The prime minister stressed that perpetrators of this act should know that the state will not tolerate citizens taking the law into their own hands. The prime minister has also directed the police to apprehend those responsible for this act.

“No father should have to send his child off to be educated, with the fear of having him return in a coffin.”

The prime minister's daughter, Maryam Nawaz Sharif, also condemned the incident in a message sent out to her 3.1 million followers on Twitter. 

Defence Minister Khawaja Asif also condemned the mob violence, urging the need to enforce the writ of law in the country.

Mashal Khan, a 23-year-old journalism student at Abdul Wali Khan University, was brutally murdered on Thursday by an angry mob which accused him of blasphemy. He was stripped, beaten, shot, and thrown from the second floor of his hostel at the university.

Earlier today, an anti-terrorism court has charged eight students with murder and terrorism and granted police a four-day physical remand of the suspects.

Police have registered two separate cases against 20 suspects under clauses 427, 297, 302 and 148 of the Pakistan Penal Code and section 7 of the Anti-Terrorism Act. The suspects were identified from video footage of the gruesome incident.

So far a total of 12 people have been arrested over the incident and police are hunting for more suspects. Four others were arrested earlier today.

Graphic video footage from the crime scene showed dozens of men outside the hostel kicking and hurling projectiles at a body sprawled on the ground.

Related: Initial probe finds no evidence of Mashal committing blasphemy: police

Mushtaq Ghani, Information Minister of northwestern Khyber Pakhtunkhwa province, said the government had also requested the Peshawar High Court to conduct a judicial probe into the incident.

Mashal Khan was a 23-year-old journalism student at the Abdul Wali Khan university in Mardan.
Mashal Khan was a 23-year-old journalism student at the Abdul Wali Khan university in Mardan.

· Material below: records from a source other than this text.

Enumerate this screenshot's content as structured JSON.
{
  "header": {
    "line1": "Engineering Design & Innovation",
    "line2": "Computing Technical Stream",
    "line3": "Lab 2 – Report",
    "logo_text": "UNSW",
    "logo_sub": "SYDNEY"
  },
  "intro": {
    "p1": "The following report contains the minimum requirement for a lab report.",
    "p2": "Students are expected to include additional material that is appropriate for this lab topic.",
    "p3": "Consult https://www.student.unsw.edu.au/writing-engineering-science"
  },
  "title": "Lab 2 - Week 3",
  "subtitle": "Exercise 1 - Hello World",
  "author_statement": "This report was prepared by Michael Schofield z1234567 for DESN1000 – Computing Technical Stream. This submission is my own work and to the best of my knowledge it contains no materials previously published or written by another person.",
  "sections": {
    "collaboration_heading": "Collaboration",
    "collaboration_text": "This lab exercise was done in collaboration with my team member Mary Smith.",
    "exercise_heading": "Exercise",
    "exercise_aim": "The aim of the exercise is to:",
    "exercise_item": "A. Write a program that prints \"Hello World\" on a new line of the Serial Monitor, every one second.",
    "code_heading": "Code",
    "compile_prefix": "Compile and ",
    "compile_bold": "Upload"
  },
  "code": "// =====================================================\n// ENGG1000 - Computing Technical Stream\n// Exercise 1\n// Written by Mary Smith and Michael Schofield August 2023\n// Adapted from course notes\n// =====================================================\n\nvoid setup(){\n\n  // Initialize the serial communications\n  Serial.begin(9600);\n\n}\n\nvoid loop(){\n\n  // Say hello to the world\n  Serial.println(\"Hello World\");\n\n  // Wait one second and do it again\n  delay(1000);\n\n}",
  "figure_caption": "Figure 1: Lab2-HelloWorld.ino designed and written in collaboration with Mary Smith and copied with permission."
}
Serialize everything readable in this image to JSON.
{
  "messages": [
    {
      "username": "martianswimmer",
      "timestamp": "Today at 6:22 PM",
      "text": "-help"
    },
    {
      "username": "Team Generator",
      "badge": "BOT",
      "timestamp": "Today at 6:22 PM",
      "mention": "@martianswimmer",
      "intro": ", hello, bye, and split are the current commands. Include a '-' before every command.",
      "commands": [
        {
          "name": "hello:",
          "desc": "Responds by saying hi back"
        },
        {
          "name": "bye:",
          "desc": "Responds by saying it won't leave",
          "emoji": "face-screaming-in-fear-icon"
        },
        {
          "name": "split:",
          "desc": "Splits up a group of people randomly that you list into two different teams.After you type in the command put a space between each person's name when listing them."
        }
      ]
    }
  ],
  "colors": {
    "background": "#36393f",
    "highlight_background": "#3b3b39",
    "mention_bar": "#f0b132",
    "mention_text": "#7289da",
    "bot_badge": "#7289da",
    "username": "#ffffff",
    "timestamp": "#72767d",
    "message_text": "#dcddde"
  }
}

Blasphemy is a hugely sensitive charge in Pakistan, where even unproven blasphemy allegations can cause mob lynchings and violence.

At least 65 people have been murdered over blasphemy allegations since 1990.

The independent Human Rights Commission of Pakistan (HRCP) has urged that all those involved in the murder of Mashal Khan be brought to justice.

"The state's abject failure to protect Mashal Khan's right to life has created great panic and horror among students and academia. Unless all those who played any part in Mashal's brutal murder are brought to justice, such barbarity will only spread," it said.

At his funeral on Friday, Khan's father said he hoped his son's murder would "evoke realisation among people that killing an innocent is a sin".